Format strings may contain glue substitutions, referring to progress variables, pluralization, and cli styling.

cli_progress_set_name()

void cli_progress_set_name(SEXP bar, const char *name);

Set the name of the progress bar.

  • bar; progress bar object.
  • name: progress bar name.

cli_progress_set_status()

void cli_progress_set_status(SEXP bar, const char *status);

Set the status of the progress bar.

  • bar: progress bar object.
  • status: progress bar status.

cli_progress_set_type()

void cli_progress_set_type(SEXP bar, const char *type);

Set the progress bar type. Call this function right after creating the progress bar with cli_progress_bar(). Otherwise the behavior is undefined.

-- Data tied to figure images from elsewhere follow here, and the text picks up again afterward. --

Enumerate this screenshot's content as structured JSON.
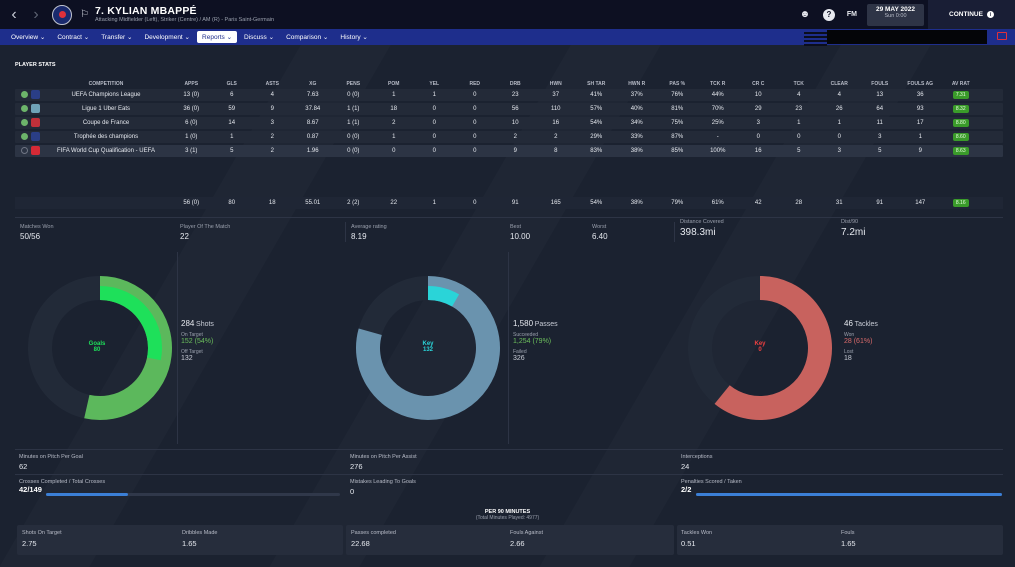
{
  "header": {
    "back_icon": "chevron-left-icon",
    "forward_icon": "chevron-right-icon",
    "club_badge_icon": "psg-crest-icon",
    "scout_icon": "binoculars-icon",
    "player_name": "7. KYLIAN MBAPPÉ",
    "player_subtitle": "Attacking Midfielder (Left), Striker (Centre) / AM (R) - Paris Saint-Germain",
    "info_icon": "?",
    "fm_label": "FM",
    "date": "29 MAY 2022",
    "day_time": "Sun 0:00",
    "continue_label": "CONTINUE"
  },
  "tabs": [
    {
      "label": "Overview"
    },
    {
      "label": "Contract"
    },
    {
      "label": "Transfer"
    },
    {
      "label": "Development"
    },
    {
      "label": "Reports"
    },
    {
      "label": "Discuss"
    },
    {
      "label": "Comparison"
    },
    {
      "label": "History"
    }
  ],
  "active_tab": "Reports",
  "section_title": "PLAYER STATS",
  "table": {
    "headers": [
      "COMPETITION",
      "APPS",
      "GLS",
      "ASTS",
      "XG",
      "PENS",
      "POM",
      "YEL",
      "RED",
      "DRB",
      "HWN",
      "SH TAR",
      "HWN R",
      "PAS %",
      "TCK R",
      "CR C",
      "TCK",
      "CLEAR",
      "FOULS",
      "FOULS AG",
      "AV RAT"
    ],
    "rows": [
      {
        "competition": "UEFA Champions League",
        "cells": [
          "13 (0)",
          "6",
          "4",
          "7.63",
          "0 (0)",
          "1",
          "1",
          "0",
          "23",
          "37",
          "41%",
          "37%",
          "76%",
          "44%",
          "10",
          "4",
          "4",
          "13",
          "36"
        ],
        "rating": "7.31"
      },
      {
        "competition": "Ligue 1 Uber Eats",
        "cells": [
          "36 (0)",
          "59",
          "9",
          "37.84",
          "1 (1)",
          "18",
          "0",
          "0",
          "56",
          "110",
          "57%",
          "40%",
          "81%",
          "70%",
          "29",
          "23",
          "26",
          "64",
          "93"
        ],
        "rating": "8.32"
      },
      {
        "competition": "Coupe de France",
        "cells": [
          "6 (0)",
          "14",
          "3",
          "8.67",
          "1 (1)",
          "2",
          "0",
          "0",
          "10",
          "16",
          "54%",
          "34%",
          "75%",
          "25%",
          "3",
          "1",
          "1",
          "11",
          "17"
        ],
        "rating": "8.80"
      },
      {
        "competition": "Trophée des champions",
        "cells": [
          "1 (0)",
          "1",
          "2",
          "0.87",
          "0 (0)",
          "1",
          "0",
          "0",
          "2",
          "2",
          "29%",
          "33%",
          "87%",
          "-",
          "0",
          "0",
          "0",
          "3",
          "1"
        ],
        "rating": "8.60"
      },
      {
        "competition": "FIFA World Cup Qualification - UEFA",
        "cells": [
          "3 (1)",
          "5",
          "2",
          "1.96",
          "0 (0)",
          "0",
          "0",
          "0",
          "9",
          "8",
          "83%",
          "38%",
          "85%",
          "100%",
          "16",
          "5",
          "3",
          "5",
          "9"
        ],
        "rating": "8.63"
      }
    ],
    "totals": [
      "56 (0)",
      "80",
      "18",
      "55.01",
      "2 (2)",
      "22",
      "1",
      "0",
      "91",
      "165",
      "54%",
      "38%",
      "79%",
      "61%",
      "42",
      "28",
      "31",
      "91",
      "147"
    ],
    "totals_rating": "8.16"
  },
  "summary": {
    "matches_won_label": "Matches Won",
    "matches_won": "50/56",
    "pom_label": "Player Of The Match",
    "pom": "22",
    "avg_rating_label": "Average rating",
    "avg_rating": "8.19",
    "best_label": "Best",
    "best": "10.00",
    "worst_label": "Worst",
    "worst": "6.40",
    "distance_label": "Distance Covered",
    "distance": "398.3mi",
    "dist90_label": "Dist/90",
    "dist90": "7.2mi"
  },
  "donuts": {
    "shooting": {
      "center_label": "Goals",
      "center_value": "80",
      "shots": "284",
      "shots_label": "Shots",
      "on_target_label": "On Target",
      "on_target": "152 (54%)",
      "off_target_label": "Off Target",
      "off_target": "132",
      "total": 284,
      "on_target_value": 152,
      "goals_value": 80,
      "color_main": "#5cb85c",
      "color_highlight": "#1ee05a"
    },
    "passing": {
      "center_label": "Key",
      "center_value": "132",
      "passes": "1,580",
      "passes_label": "Passes",
      "succeeded_label": "Succeeded",
      "succeeded": "1,254 (79%)",
      "failed_label": "Failed",
      "failed": "326",
      "total": 1580,
      "succeeded_value": 1254,
      "key_value": 132,
      "color_main": "#6a93ae",
      "color_highlight": "#2ad4d8"
    },
    "tackling": {
      "center_label": "Key",
      "center_value": "0",
      "tackles": "46",
      "tackles_label": "Tackles",
      "won_label": "Won",
      "won": "28 (61%)",
      "lost_label": "Lost",
      "lost": "18",
      "total": 46,
      "won_value": 28,
      "key_value": 0,
      "color_main": "#c8625e",
      "color_highlight": "#f04040"
    }
  },
  "bottom": {
    "mpg_label": "Minutes on Pitch Per Goal",
    "mpg": "62",
    "mpa_label": "Minutes on Pitch Per Assist",
    "mpa": "276",
    "interceptions_label": "Interceptions",
    "interceptions": "24",
    "crosses_label": "Crosses Completed / Total Crosses",
    "crosses": "42/149",
    "crosses_fraction": 0.28,
    "mistakes_label": "Mistakes Leading To Goals",
    "mistakes": "0",
    "penalties_label": "Penalties Scored / Taken",
    "penalties": "2/2",
    "penalties_fraction": 1.0
  },
  "per90": {
    "title": "PER 90 MINUTES",
    "subtitle": "(Total Minutes Played: 4977)",
    "items": [
      {
        "label": "Shots On Target",
        "value": "2.75"
      },
      {
        "label": "Dribbles Made",
        "value": "1.65"
      },
      {
        "label": "Passes completed",
        "value": "22.68"
      },
      {
        "label": "Fouls Against",
        "value": "2.66"
      },
      {
        "label": "Tackles Won",
        "value": "0.51"
      },
      {
        "label": "Fouls",
        "value": "1.65"
      }
    ]
  }
}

  • bar: progress bar object.
  • type: progress bar type. Possible progress bar types: iterator, tasks, download and custom.

cli_progress_update()

void cli_progress_update(SEXP bar, double set, double inc, int force);

Update the progress bar. Unlike the simpler cli_progress_add() and cli_progress_set() function, it can force an update if force is set to 1.

  • bar: progress bar object.
  • set: the number of current progress units. It is ignored if negative.
  • inc: increment to add to the current number of progress units. It is ignored if set is not negative.
  • force: whether to force an update, even if no update is due.

To force an update without changing the current number of progress units, supply set = -1, inc = 0 and force = 1.